Habertürk
    Takipde Kalın!
      Günlük gelişmeleri takip edebilmek için habertürk uygulamasını indirin
        Sesli Dinle
        0:00 / 0:00

        Bütün gece kar yağdı. İri iri kar taneleri, sokak lambasının etrafında pervaneler gibi döne döne uçuşup durdu sabaha kadar. Ben bütün gece Fethi Naci’nin “Anılar Kitabı”nı (Sel Yayıncılık) okudum.

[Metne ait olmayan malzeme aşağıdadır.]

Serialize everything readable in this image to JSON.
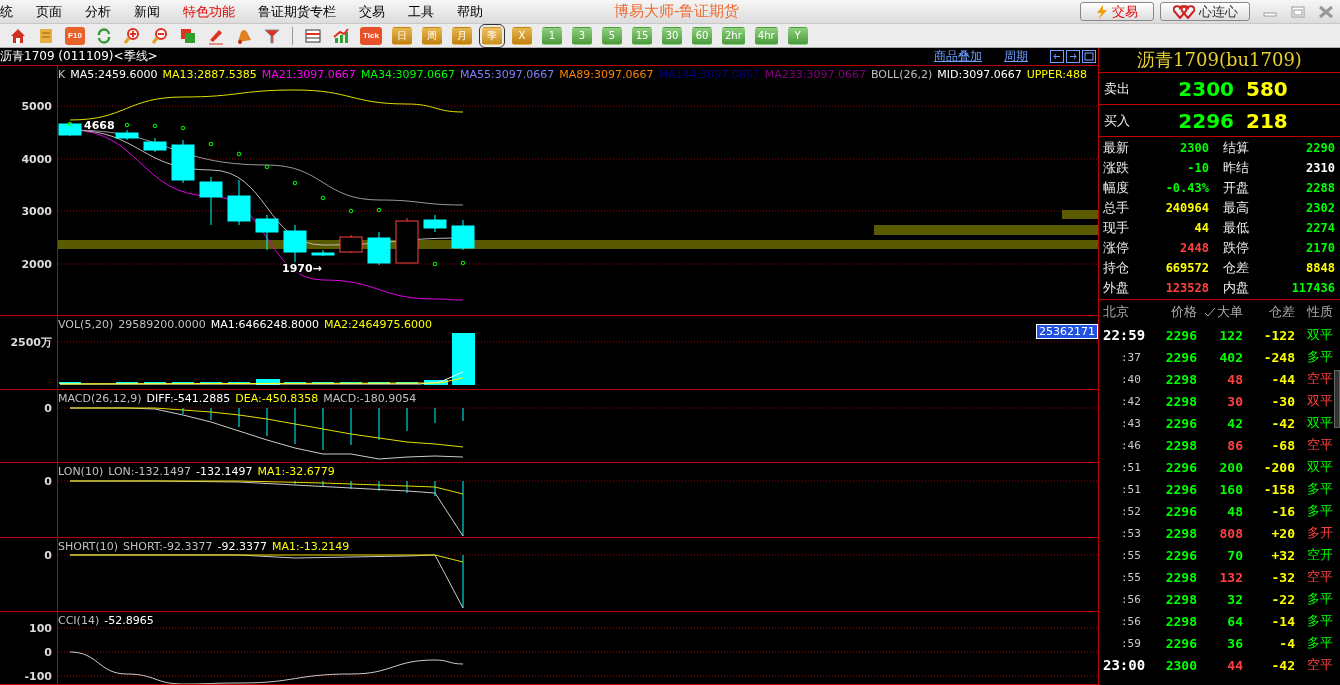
{
  "menu": {
    "items": [
      {
        "label": "统",
        "highlight": false
      },
      {
        "label": "页面",
        "highlight": false
      },
      {
        "label": "分析",
        "highlight": false
      },
      {
        "label": "新闻",
        "highlight": false
      },
      {
        "label": "特色功能",
        "highlight": true
      },
      {
        "label": "鲁证期货专栏",
        "highlight": false
      },
      {
        "label": "交易",
        "highlight": false
      },
      {
        "label": "工具",
        "highlight": false
      },
      {
        "label": "帮助",
        "highlight": false
      }
    ]
  },
  "app_title": "博易大师-鲁证期货",
  "top_buttons": [
    {
      "label": "交易",
      "kind": "trade"
    },
    {
      "label": "心连心",
      "kind": "hearts"
    }
  ],
  "toolbar": {
    "f10": "F10",
    "tick": "Tick",
    "periods": [
      {
        "label": "日",
        "kind": "gold",
        "selected": false
      },
      {
        "label": "周",
        "kind": "gold",
        "selected": false
      },
      {
        "label": "月",
        "kind": "gold",
        "selected": false
      },
      {
        "label": "季",
        "kind": "gold",
        "selected": true
      },
      {
        "label": "X",
        "kind": "gold",
        "selected": false
      },
      {
        "label": "1",
        "kind": "green",
        "selected": false
      },
      {
        "label": "3",
        "kind": "green",
        "selected": false
      },
      {
        "label": "5",
        "kind": "green",
        "selected": false
      },
      {
        "label": "15",
        "kind": "green",
        "selected": false
      },
      {
        "label": "30",
        "kind": "green",
        "selected": false
      },
      {
        "label": "60",
        "kind": "green",
        "selected": false
      },
      {
        "label": "2hr",
        "kind": "green",
        "selected": false
      },
      {
        "label": "4hr",
        "kind": "green",
        "selected": false
      },
      {
        "label": "Y",
        "kind": "green",
        "selected": false
      }
    ]
  },
  "chart_header": {
    "title": "沥青1709 (011109)<季线>",
    "links": [
      "商品叠加",
      "周期"
    ]
  },
  "main_panel": {
    "legend": [
      {
        "text": "K",
        "color": "#c0c0c0"
      },
      {
        "text": "MA5:2459.6000",
        "color": "#ffffff"
      },
      {
        "text": "MA13:2887.5385",
        "color": "#ffff00"
      },
      {
        "text": "MA21:3097.0667",
        "color": "#ff00ff"
      },
      {
        "text": "MA34:3097.0667",
        "color": "#00ff00"
      },
      {
        "text": "MA55:3097.0667",
        "color": "#8080ff"
      },
      {
        "text": "MA89:3097.0667",
        "color": "#ff8000"
      },
      {
        "text": "MA144:3097.0667",
        "color": "#000080"
      },
      {
        "text": "MA233:3097.0667",
        "color": "#800080"
      },
      {
        "text": "BOLL(26,2)",
        "color": "#c0c0c0"
      },
      {
        "text": "MID:3097.0667",
        "color": "#ffffff"
      },
      {
        "text": "UPPER:488",
        "color": "#ffff00"
      }
    ],
    "y_labels": [
      "5000",
      "4000",
      "3000",
      "2000"
    ],
    "annotations": [
      "4668",
      "1970→"
    ]
  },
  "indicator_panels": [
    {
      "kind": "volume",
      "legend": [
        {
          "text": "VOL(5,20)",
          "color": "#c0c0c0"
        },
        {
          "text": "29589200.0000",
          "color": "#c0c0c0"
        },
        {
          "text": "MA1:6466248.8000",
          "color": "#ffffff"
        },
        {
          "text": "MA2:2464975.6000",
          "color": "#ffff00"
        }
      ],
      "y_labels": [
        "2500万"
      ],
      "value_tag": "25362171"
    },
    {
      "kind": "macd",
      "legend": [
        {
          "text": "MACD(26,12,9)",
          "color": "#c0c0c0"
        },
        {
          "text": "DIFF:-541.2885",
          "color": "#ffffff"
        },
        {
          "text": "DEA:-450.8358",
          "color": "#ffff00"
        },
        {
          "text": "MACD:-180.9054",
          "color": "#c0c0c0"
        }
      ],
      "y_labels": [
        "0"
      ]
    },
    {
      "kind": "lon",
      "legend": [
        {
          "text": "LON(10)",
          "color": "#c0c0c0"
        },
        {
          "text": "LON:-132.1497",
          "color": "#c0c0c0"
        },
        {
          "text": "-132.1497",
          "color": "#ffffff"
        },
        {
          "text": "MA1:-32.6779",
          "color": "#ffff00"
        }
      ],
      "y_labels": [
        "0"
      ]
    },
    {
      "kind": "short",
      "legend": [
        {
          "text": "SHORT(10)",
          "color": "#c0c0c0"
        },
        {
          "text": "SHORT:-92.3377",
          "color": "#c0c0c0"
        },
        {
          "text": "-92.3377",
          "color": "#ffffff"
        },
        {
          "text": "MA1:-13.2149",
          "color": "#ffff00"
        }
      ],
      "y_labels": [
        "0"
      ]
    },
    {
      "kind": "cci",
      "legend": [
        {
          "text": "CCI(14)",
          "color": "#c0c0c0"
        },
        {
          "text": "-52.8965",
          "color": "#ffffff"
        }
      ],
      "y_labels": [
        "100",
        "0",
        "-100"
      ]
    }
  ],
  "quote": {
    "title": "沥青1709(bu1709)",
    "ask": {
      "label": "卖出",
      "price": "2300",
      "volume": "580"
    },
    "bid": {
      "label": "买入",
      "price": "2296",
      "volume": "218"
    },
    "stats": [
      {
        "label": "最新",
        "value": "2300",
        "color": "#00ff00"
      },
      {
        "label": "结算",
        "value": "2290",
        "color": "#00ff00"
      },
      {
        "label": "涨跌",
        "value": "-10",
        "color": "#00ff00"
      },
      {
        "label": "昨结",
        "value": "2310",
        "color": "#ffffff"
      },
      {
        "label": "幅度",
        "value": "-0.43%",
        "color": "#00ff00"
      },
      {
        "label": "开盘",
        "value": "2288",
        "color": "#00ff00"
      },
      {
        "label": "总手",
        "value": "240964",
        "color": "#ffff00"
      },
      {
        "label": "最高",
        "value": "2302",
        "color": "#00ff00"
      },
      {
        "label": "现手",
        "value": "44",
        "color": "#ffff00"
      },
      {
        "label": "最低",
        "value": "2274",
        "color": "#00ff00"
      },
      {
        "label": "涨停",
        "value": "2448",
        "color": "#ff4040"
      },
      {
        "label": "跌停",
        "value": "2170",
        "color": "#00ff00"
      },
      {
        "label": "持仓",
        "value": "669572",
        "color": "#ffff00"
      },
      {
        "label": "仓差",
        "value": "8848",
        "color": "#ffff00"
      },
      {
        "label": "外盘",
        "value": "123528",
        "color": "#ff4040"
      },
      {
        "label": "内盘",
        "value": "117436",
        "color": "#00ff00"
      }
    ]
  },
  "trades": {
    "columns": [
      "北京",
      "价格",
      "大单",
      "仓差",
      "性质"
    ],
    "rows": [
      {
        "time": "22:59",
        "kind": "full",
        "price": "2296",
        "volume": "122",
        "change": "-122",
        "nature": "双平",
        "color": "#00ff00"
      },
      {
        "time": ":37",
        "kind": "minute",
        "price": "2296",
        "volume": "402",
        "change": "-248",
        "nature": "多平",
        "color": "#00ff00"
      },
      {
        "time": ":40",
        "kind": "minute",
        "price": "2298",
        "volume": "48",
        "change": "-44",
        "nature": "空平",
        "color": "#ff4040"
      },
      {
        "time": ":42",
        "kind": "minute",
        "price": "2298",
        "volume": "30",
        "change": "-30",
        "nature": "双平",
        "color": "#ff4040"
      },
      {
        "time": ":43",
        "kind": "minute",
        "price": "2296",
        "volume": "42",
        "change": "-42",
        "nature": "双平",
        "color": "#00ff00"
      },
      {
        "time": ":46",
        "kind": "minute",
        "price": "2298",
        "volume": "86",
        "change": "-68",
        "nature": "空平",
        "color": "#ff4040"
      },
      {
        "time": ":51",
        "kind": "minute",
        "price": "2296",
        "volume": "200",
        "change": "-200",
        "nature": "双平",
        "color": "#00ff00"
      },
      {
        "time": ":51",
        "kind": "minute",
        "price": "2296",
        "volume": "160",
        "change": "-158",
        "nature": "多平",
        "color": "#00ff00"
      },
      {
        "time": ":52",
        "kind": "minute",
        "price": "2296",
        "volume": "48",
        "change": "-16",
        "nature": "多平",
        "color": "#00ff00"
      },
      {
        "time": ":53",
        "kind": "minute",
        "price": "2298",
        "volume": "808",
        "change": "+20",
        "nature": "多开",
        "color": "#ff4040"
      },
      {
        "time": ":55",
        "kind": "minute",
        "price": "2296",
        "volume": "70",
        "change": "+32",
        "nature": "空开",
        "color": "#00ff00"
      },
      {
        "time": ":55",
        "kind": "minute",
        "price": "2298",
        "volume": "132",
        "change": "-32",
        "nature": "空平",
        "color": "#ff4040"
      },
      {
        "time": ":56",
        "kind": "minute",
        "price": "2298",
        "volume": "32",
        "change": "-22",
        "nature": "多平",
        "color": "#00ff00"
      },
      {
        "time": ":56",
        "kind": "minute",
        "price": "2298",
        "volume": "64",
        "change": "-14",
        "nature": "多平",
        "color": "#00ff00"
      },
      {
        "time": ":59",
        "kind": "minute",
        "price": "2296",
        "volume": "36",
        "change": "-4",
        "nature": "多平",
        "color": "#00ff00"
      },
      {
        "time": "23:00",
        "kind": "full",
        "price": "2300",
        "volume": "44",
        "change": "-42",
        "nature": "空平",
        "color": "#ff4040"
      }
    ]
  }
}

        Sabah kalktım, pencereden berrak bir gökyüzü görünüyordu. Kar, her şeyin üzerine beyaz bir örtü çekmişti. Masaya oturdum, bütün gece beni meşgul eden, anıları anılarıma karışan Fethi Naci vardı aklımda hâlâ.

        *

        Bir anda 1997 yılının bir akşamüzerine gittim. Nereden çıkmıştık da böyle hızlı hızlı yürüyorduk hatırlamıyorum şimdi; Yaşar Kemal, Mehmed Uzun, ben… İstanbul’un üzerinde ekşi suratlı bir gökyüzü vardı, bulutlar gebeydi, ha yağdı ha da yağacak... Yaşar Kemal bizi Fethi Naci’nin evine götürüyordu. Elimdeki poşette, Mehmed Uzun’un o sırada çevirdiğim, yeni çıkmış romanı “Kader Kuyusu” vardı. Fikir Yaşar Kemal’in fikriydi; “Romanı Naci’ye götürelim, okusun, bir de yazı yazsın, sen o zaman bak yazarlık kaderin nasıl değişecek Memo” demişti o gürültülü kahkahası eşliğinde. Mehmed’in heyecanını bilmem ama ben, o zamana kadar edebiyat zevkime yön vermiş, “oku” dediği romanı mutlaka okumuş, “uzak dur” dediği romanı ise “neden uzak dur demiş olmalı acaba” diyerek merak edip okumuş bir büyük eleştirmenin evine gidiyordum, çalışma mekanını görecek, Yaşar Kemal’le muhabbetlerine tanık olacaktım. (“İki yitik hasret, iki parça can” idi Yaşar Kemal ile Fethi Naci ama gelin görün ki Fethi Naci öldüğünde Yaşar Kemal ona küstü.) Cihangir Susam Sokak’ta bir süre yürüdük, denize inen uzun bir merdivenin başına geldik, indik, indik, solda bir apartmana girdik. Kitaplara açıldı evin kapısı. Kitapların arasında Fethi Naci ile eşi bizi bekliyordu. Ev anason ve kitap kokuyordu. (Hatıralarına şu sözlerle girer Fethi Naci: “Yaşların da kokuları vardır: Karpuz sergilerinde hep eğreltiotu döşenir karpuzların altına, bunun için eğreltiotu kokusu benim çocukluğumun kokusudur, tıpkı anason kokusunun son yıllarımın kokusu olması gibi...”)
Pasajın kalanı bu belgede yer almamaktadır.